The Company does not have immediate plans to pay dividends but will continue to assess the dividend policy. In the future, the board of directors may determine it is in the best interest of the Company to pay dividends.

Scorpio Tankers Inc. is a provider of marine transportation of petroleum products worldwide. Scorpio Tankers Inc. currently owns one LR2 tanker, four LR1 tankers, four Handymax tankers, two MR tankers, and one post-Panamax tanker with an average age of 6.1 years and time charters-in one LR2 tanker and six Handymax tankers. Additional information about the Company is available at the Company–s website . Information on the Company–s website is not a part of this press release.

Matters discussed in this press release may constitute forward-looking statements. The Private Securities Litigation Reform Act of 1995 provides safe harbor protections for forward-looking statements in order to encourage companies to provide prospective information about their business. Forward-looking statements include statements concerning plans, objectives, goals, strategies, future events or performance, and underlying assumptions and other statements, which are other than statements of historical facts. The Company desires to take advantage of the safe harbor provisions of the Private Securities Litigation Reform Act of 1995 and is including this cautionary statement in connection with this safe harbor legislation. The words “believe,” “anticipate,” “intends,” “estimate,” “forecast,” “project,” “plan,” “potential,” “may,” “should,” “expect,” “pending” and similar expressions identify forward-looking statements.

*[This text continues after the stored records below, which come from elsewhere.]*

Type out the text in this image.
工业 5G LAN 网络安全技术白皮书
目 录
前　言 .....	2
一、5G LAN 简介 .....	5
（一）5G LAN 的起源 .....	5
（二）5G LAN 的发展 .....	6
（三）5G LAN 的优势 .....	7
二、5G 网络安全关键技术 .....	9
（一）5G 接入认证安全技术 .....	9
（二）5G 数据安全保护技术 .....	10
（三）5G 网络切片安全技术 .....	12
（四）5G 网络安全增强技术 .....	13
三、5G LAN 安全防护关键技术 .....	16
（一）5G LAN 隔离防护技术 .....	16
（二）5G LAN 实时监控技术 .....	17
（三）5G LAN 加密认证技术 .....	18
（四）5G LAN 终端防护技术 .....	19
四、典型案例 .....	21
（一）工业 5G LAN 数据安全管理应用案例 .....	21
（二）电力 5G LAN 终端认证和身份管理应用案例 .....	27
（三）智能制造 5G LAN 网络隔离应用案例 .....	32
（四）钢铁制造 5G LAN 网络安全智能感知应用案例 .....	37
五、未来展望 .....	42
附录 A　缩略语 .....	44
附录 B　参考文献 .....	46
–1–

The forward-looking statements in this press release are based upon various assumptions, many of which are based, in turn, upon further assumptions, including without limitation, our management–s examination of historical operating trends, data contained in our records and other data available from third parties. Although we believe that these assumptions were reasonable when made, because these assumptions are inherently subject to significant uncertainties and contingencies which are difficult or impossible to predict and are beyond our control, we cannot assure you that we will achieve or accomplish these expectations, beliefs or projections.

In addition to these important factors, other important factors that, in our view, could cause actual results to differ materially from those discussed in the forward-looking statements include the failure of counterparties to fully perform their contracts with us, the strength of world economies and currencies, general market conditions, including fluctuations in charter rates and vessel values, changes in demand for tanker vessel capacity, changes in our operating expenses, including bunker prices, drydocking and insurance costs, the market for our vessels, availability of financing and refinancing, charter counterparty performance, ability to obtain financing and comply with covenants in such financing arrangements, changes in governmental rules and regulations or actions taken by regulatory authorities, potential liability from pending or future litigation, general domestic and international political conditions, potential disruption of shipping routes due to accidents or political events, vessels breakdowns and instances of off-hires and other factors. Please see our filings with the Securities and Exchange Commission for a more complete discussion of these and other risks and uncertainties.